When in Rome: Our Food Editor's Simple Italian Menu
Here's how to entertain like the Romans, with easy, elegant dishes.
Rome is our deputy food editor Greg Loft's absolute favorite city. Here, he shares a few elemental lessons of the Italian table, as well as some of his favorite dishes inspired by the Eternal City. Their splendid simplicity is timeless, and you can re-create them no matter where you live.
In Rome, it's customary to offer only one or two antipasti -- in this menu, hard-cooked eggs with a rich yet light sauce are all you need.
Romans enjoy a small portion of pasta every day, and they prefer it cooked very al dente, about two minutes less than called for in most package instructions. The chewy texture is a wonderful foil for rich, velvety chicken livers.
Artichokes braised alla Romana (in olive oil) until tender are even better when made in the morning and reheated just before dinner.
Pork scaloppine cooks quickly, even when you factor in making a pan sauce that adds finesse as well as flavor. You'll have plenty of time, then, to prepare the artichokes, wash the arugula, and open a bottle of wine.

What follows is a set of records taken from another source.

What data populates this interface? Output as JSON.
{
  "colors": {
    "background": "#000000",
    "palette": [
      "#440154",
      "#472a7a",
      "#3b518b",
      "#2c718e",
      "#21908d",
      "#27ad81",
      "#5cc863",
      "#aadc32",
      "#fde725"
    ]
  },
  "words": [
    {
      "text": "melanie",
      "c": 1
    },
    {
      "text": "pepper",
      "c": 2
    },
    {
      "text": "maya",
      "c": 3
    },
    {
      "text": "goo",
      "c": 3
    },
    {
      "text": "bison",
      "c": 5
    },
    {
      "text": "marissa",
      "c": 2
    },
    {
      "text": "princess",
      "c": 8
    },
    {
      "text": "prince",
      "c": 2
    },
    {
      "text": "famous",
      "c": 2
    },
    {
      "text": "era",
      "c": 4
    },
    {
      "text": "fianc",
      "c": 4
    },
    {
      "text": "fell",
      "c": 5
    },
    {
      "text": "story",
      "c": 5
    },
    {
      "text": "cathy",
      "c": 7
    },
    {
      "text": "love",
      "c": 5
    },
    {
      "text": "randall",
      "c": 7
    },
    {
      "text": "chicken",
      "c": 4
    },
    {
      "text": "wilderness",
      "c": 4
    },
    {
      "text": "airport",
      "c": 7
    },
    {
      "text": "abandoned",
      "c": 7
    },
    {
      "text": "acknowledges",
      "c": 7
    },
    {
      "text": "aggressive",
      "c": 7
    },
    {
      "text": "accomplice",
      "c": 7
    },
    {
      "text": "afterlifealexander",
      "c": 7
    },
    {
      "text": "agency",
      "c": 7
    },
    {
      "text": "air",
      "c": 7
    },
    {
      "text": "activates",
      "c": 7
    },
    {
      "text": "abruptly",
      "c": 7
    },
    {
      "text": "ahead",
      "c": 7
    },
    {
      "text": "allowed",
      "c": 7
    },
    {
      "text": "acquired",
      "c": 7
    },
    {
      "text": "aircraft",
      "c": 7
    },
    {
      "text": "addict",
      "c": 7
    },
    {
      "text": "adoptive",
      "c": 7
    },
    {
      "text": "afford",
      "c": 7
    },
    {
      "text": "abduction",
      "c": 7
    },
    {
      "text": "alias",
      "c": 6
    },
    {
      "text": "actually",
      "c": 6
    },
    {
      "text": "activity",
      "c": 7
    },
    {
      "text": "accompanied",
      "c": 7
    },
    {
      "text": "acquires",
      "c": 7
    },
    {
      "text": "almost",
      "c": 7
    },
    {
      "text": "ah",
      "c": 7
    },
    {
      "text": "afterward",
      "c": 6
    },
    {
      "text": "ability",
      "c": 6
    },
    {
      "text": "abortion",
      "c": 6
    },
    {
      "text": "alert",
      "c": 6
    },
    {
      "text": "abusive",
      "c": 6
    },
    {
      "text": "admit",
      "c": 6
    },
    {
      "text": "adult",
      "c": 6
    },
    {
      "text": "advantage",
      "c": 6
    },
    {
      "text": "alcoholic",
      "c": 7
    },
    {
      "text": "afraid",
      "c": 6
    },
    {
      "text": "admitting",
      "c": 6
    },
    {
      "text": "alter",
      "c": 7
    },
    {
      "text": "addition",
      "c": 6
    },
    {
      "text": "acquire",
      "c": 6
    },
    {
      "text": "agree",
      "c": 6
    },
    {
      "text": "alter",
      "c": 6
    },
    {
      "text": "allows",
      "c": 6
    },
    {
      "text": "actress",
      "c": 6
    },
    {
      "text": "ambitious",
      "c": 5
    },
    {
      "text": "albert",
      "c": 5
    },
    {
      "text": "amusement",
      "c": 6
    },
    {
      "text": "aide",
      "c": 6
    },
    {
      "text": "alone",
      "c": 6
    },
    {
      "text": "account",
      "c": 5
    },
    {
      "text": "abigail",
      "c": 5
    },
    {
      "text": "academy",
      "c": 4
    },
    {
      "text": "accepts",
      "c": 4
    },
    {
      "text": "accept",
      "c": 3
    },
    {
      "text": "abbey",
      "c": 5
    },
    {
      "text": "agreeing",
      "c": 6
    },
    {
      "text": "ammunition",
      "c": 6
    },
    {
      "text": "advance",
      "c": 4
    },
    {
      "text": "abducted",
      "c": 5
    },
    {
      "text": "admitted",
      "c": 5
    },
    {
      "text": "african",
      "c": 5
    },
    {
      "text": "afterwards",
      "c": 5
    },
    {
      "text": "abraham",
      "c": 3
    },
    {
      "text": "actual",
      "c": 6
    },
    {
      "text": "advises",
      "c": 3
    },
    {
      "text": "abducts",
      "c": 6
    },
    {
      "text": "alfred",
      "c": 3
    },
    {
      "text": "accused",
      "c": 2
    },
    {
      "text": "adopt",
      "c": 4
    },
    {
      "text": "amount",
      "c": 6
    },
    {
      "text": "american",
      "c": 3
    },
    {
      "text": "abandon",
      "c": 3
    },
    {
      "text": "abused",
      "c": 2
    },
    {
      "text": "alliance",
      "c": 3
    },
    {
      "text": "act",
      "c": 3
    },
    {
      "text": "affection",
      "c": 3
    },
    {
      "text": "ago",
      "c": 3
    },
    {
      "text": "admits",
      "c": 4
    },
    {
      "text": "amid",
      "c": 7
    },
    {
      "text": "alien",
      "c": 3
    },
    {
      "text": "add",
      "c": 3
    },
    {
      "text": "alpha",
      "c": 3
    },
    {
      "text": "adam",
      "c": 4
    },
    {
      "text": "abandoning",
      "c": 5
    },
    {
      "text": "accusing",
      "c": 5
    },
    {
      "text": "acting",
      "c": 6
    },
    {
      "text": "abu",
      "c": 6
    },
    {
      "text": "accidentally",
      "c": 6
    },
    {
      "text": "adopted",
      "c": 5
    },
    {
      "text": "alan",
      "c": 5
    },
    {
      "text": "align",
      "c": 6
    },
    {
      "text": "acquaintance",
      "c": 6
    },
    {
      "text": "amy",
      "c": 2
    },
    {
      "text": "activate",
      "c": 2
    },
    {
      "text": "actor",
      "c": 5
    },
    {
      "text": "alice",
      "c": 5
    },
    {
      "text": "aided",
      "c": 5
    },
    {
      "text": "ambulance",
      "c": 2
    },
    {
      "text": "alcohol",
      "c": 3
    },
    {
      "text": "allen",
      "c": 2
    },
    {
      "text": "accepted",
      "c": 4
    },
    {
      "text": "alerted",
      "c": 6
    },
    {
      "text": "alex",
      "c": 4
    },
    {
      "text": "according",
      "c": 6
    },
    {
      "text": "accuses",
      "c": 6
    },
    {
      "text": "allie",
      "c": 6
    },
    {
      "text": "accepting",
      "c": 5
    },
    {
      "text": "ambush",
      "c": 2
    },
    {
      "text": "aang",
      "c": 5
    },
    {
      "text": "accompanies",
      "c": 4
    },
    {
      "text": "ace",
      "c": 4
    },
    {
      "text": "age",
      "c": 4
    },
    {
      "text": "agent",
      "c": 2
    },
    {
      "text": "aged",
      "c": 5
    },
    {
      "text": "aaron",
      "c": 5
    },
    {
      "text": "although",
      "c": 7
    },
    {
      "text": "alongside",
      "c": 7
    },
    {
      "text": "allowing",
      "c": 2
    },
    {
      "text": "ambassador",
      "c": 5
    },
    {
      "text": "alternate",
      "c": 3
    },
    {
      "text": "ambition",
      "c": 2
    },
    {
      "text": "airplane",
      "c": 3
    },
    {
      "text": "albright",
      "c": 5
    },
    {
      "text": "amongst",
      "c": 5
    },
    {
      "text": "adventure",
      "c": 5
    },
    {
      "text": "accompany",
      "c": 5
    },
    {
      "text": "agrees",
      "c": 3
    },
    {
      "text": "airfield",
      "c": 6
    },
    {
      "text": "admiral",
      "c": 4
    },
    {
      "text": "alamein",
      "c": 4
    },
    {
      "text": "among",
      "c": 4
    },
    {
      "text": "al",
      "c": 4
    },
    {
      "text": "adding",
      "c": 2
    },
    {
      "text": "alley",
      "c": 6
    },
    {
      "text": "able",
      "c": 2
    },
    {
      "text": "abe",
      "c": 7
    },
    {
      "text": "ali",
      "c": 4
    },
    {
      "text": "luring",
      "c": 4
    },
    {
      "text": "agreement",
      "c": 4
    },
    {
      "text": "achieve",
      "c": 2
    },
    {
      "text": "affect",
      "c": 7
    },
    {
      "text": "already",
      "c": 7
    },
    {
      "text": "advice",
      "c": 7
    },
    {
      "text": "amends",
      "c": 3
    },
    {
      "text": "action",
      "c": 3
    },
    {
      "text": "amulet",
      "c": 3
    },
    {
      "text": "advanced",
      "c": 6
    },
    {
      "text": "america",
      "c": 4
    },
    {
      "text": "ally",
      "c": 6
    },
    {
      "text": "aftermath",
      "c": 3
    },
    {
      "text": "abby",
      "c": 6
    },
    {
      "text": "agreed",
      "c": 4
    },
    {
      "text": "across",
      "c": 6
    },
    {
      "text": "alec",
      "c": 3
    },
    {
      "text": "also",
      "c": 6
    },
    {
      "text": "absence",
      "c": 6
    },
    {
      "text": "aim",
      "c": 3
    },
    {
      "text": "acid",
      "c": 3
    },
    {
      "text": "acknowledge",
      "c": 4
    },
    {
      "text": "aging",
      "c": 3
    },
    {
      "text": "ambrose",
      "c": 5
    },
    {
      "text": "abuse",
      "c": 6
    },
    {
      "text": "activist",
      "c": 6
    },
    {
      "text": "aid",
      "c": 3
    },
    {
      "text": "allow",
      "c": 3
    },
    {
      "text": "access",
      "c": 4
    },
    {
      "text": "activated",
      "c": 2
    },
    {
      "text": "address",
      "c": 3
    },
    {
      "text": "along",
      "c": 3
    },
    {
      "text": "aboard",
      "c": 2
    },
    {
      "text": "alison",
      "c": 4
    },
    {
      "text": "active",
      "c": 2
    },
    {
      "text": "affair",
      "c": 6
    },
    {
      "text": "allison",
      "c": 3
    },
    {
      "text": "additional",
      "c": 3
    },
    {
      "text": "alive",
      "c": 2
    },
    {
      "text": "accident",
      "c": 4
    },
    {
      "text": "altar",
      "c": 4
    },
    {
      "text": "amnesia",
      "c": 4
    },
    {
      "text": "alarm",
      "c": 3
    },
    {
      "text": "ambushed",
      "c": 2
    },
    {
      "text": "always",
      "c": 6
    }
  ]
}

Cooks in the know rely on a bitter or peppery green, such as arugula, to offset full-flavored meats.
Before serving, drizzle a savory dish with good olive oil to add freshness. One of our favorites, Paesano, is from Sicily.
LA DOLCE VITA
Americans tend to think of dessert as the crowning moment of a meal or a guilty indulgence. But in Rome, it is seen as an opportunity to bring together a few choice elements instead of as a reason to work hard. So gather your favorite nuts and biscotti or other simple cookies. Add whatever seasonal fruit you have on hand, and include refreshing scoops of store-bought sorbetto. A single shot of hot espresso or a small glass of ice-cold limoncello after dinner is good for the digestion -- perhaps, in part, because it is such a civilized way to end the day.